当然ですが私たちは生きています。では生きるとは何でしょうか?ここでは、「エネルギーを吸収して、時々同じものを複製する行為」と定義づけています。ですから定義では台風も生きているということになるそうです。当然人間も、食べ物を食べて子孫を残しますから、この定義に一致することになります。
②私たちは心臓病になるように進化した
心臓の周りには冠状動脈という動脈が通っています。この血管の構造が、心臓病を巻き起こす原因となっており、進化上の設計ミスだと言われることもあります。しかしそれはあくまで、ヒトから見た都合にすぎません。自然淘汰という進化のメカニズムでは、環境に適した形質を増やす力があり、子孫をより多く残せる形質を優先します。

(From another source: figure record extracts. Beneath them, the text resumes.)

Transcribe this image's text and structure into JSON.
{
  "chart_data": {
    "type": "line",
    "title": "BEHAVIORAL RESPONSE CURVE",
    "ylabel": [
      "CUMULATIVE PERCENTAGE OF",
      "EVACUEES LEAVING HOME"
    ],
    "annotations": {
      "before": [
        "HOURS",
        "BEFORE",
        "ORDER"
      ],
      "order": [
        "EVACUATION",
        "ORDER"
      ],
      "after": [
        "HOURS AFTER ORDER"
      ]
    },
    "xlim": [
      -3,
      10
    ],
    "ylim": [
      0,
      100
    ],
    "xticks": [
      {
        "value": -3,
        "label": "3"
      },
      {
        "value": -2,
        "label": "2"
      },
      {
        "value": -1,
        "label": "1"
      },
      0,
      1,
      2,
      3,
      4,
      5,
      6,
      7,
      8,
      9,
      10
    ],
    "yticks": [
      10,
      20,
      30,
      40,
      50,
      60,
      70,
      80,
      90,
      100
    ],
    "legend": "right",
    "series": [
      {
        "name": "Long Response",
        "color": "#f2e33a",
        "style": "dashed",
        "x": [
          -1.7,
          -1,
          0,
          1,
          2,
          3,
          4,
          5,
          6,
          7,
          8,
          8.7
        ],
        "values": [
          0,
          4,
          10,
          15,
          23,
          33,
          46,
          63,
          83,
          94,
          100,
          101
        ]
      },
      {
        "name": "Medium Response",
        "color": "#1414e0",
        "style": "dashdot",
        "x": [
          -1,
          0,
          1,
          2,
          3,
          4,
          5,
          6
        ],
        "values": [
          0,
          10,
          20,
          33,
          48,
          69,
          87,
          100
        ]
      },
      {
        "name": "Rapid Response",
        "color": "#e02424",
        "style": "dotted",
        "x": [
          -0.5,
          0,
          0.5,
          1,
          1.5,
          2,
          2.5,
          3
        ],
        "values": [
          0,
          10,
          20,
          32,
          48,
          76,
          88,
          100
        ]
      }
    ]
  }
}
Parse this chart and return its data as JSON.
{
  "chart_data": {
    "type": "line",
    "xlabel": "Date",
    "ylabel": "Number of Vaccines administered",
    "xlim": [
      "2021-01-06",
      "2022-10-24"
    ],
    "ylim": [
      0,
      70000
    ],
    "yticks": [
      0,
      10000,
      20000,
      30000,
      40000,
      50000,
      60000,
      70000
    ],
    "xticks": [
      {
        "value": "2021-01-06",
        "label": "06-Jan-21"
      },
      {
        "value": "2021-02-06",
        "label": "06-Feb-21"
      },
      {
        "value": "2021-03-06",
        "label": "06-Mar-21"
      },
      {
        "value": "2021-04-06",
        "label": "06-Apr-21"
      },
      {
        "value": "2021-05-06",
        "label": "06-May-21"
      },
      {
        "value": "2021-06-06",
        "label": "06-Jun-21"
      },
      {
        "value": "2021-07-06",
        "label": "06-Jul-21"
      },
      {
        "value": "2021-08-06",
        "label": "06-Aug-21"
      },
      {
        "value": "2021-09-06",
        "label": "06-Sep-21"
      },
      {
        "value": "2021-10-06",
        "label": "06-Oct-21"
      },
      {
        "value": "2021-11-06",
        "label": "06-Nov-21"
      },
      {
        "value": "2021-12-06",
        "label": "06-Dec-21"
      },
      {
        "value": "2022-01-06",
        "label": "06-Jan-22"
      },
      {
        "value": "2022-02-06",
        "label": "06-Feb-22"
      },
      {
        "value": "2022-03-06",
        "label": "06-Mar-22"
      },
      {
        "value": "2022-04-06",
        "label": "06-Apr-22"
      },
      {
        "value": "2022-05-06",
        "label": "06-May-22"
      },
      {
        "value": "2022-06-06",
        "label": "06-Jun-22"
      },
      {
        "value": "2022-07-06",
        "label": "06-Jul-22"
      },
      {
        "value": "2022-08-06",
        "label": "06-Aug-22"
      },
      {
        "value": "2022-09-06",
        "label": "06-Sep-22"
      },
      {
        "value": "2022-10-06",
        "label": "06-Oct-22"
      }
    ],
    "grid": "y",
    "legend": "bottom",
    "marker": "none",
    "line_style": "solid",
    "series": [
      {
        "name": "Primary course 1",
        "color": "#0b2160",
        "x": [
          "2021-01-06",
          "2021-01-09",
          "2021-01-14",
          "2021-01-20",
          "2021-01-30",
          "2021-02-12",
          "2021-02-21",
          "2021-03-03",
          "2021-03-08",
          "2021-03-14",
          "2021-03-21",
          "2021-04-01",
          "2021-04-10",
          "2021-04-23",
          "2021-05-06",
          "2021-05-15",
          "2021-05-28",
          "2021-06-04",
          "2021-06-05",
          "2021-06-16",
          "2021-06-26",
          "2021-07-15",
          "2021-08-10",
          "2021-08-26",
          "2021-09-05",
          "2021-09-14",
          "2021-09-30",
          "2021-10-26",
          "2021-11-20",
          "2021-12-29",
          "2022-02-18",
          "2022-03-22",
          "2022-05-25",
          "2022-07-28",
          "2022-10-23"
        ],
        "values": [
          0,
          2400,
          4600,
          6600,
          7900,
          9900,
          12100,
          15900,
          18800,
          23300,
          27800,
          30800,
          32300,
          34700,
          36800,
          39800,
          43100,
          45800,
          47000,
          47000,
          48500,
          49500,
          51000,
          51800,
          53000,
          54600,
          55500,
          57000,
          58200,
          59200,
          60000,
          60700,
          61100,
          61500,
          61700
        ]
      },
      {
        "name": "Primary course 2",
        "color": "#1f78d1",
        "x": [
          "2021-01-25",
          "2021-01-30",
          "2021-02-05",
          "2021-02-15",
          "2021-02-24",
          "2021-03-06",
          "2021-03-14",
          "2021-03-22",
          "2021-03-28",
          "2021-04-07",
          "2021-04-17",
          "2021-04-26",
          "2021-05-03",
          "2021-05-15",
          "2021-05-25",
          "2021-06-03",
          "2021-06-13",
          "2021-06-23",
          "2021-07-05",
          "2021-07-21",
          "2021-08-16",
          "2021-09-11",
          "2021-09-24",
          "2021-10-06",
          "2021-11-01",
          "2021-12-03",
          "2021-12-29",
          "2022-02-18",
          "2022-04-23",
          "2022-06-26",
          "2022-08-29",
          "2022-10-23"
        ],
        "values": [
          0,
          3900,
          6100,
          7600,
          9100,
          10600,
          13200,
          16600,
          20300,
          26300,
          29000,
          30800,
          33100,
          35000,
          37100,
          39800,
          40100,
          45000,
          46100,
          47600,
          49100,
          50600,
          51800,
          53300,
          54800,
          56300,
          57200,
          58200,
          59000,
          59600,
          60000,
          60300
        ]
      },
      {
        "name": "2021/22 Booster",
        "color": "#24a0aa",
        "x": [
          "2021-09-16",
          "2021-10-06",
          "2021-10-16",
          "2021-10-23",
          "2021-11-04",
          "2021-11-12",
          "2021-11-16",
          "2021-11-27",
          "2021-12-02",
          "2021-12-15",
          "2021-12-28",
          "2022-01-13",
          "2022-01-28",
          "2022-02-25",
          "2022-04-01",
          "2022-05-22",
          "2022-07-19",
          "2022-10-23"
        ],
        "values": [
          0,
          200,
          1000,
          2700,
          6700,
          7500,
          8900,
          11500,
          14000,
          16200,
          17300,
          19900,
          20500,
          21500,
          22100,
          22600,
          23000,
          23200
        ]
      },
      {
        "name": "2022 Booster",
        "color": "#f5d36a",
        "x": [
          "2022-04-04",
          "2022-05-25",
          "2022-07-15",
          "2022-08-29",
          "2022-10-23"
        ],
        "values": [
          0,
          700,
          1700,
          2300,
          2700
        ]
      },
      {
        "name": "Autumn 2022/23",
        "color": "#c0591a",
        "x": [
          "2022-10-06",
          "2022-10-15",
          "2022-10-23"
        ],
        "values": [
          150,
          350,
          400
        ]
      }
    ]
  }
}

生殖年齢を過ぎた人間を自然淘汰する形質は、子供をより多く残せる形質であり、優秀な形質であると遺伝子は判断しているというから驚きです。
③寿命は進化によって作られた
昔の生物は死ななかったといいます。なんで昔の生物は死ななかったかと言えば、細菌かそれに似た生物しかいなかったから。細菌には寿命がなく、無限に細胞分裂を繰り返すことができる性質があります。ところが、私たちには寿命があります。寿命があり、子孫と入れ替わることで、その時その時に最も優れた形質を選び進化することができます。
④ヒトは死ぬために生まれてきた
寿命があり、死ぬことによって、進化が促されていく。自然淘汰が働くことによって、言い換えれば死ぬ個体があることによって進化が進むといえます。つまり、自然淘汰し進化が働くためには、死ぬ個体が必要だということになります。死ななくては、自然淘汰が働かない。そして、自然淘汰が働かなければ、生物は生まれない。つまり、死ななければ、生物は生まれなかったといえます。
死ななければ、生物は、40億年間も生き続けることができなかった!つまり私たちは進化し続けるために、死ぬように設計をされているということになります。なんと残酷な進化論…
興味がある方はぜひ読んでみてください。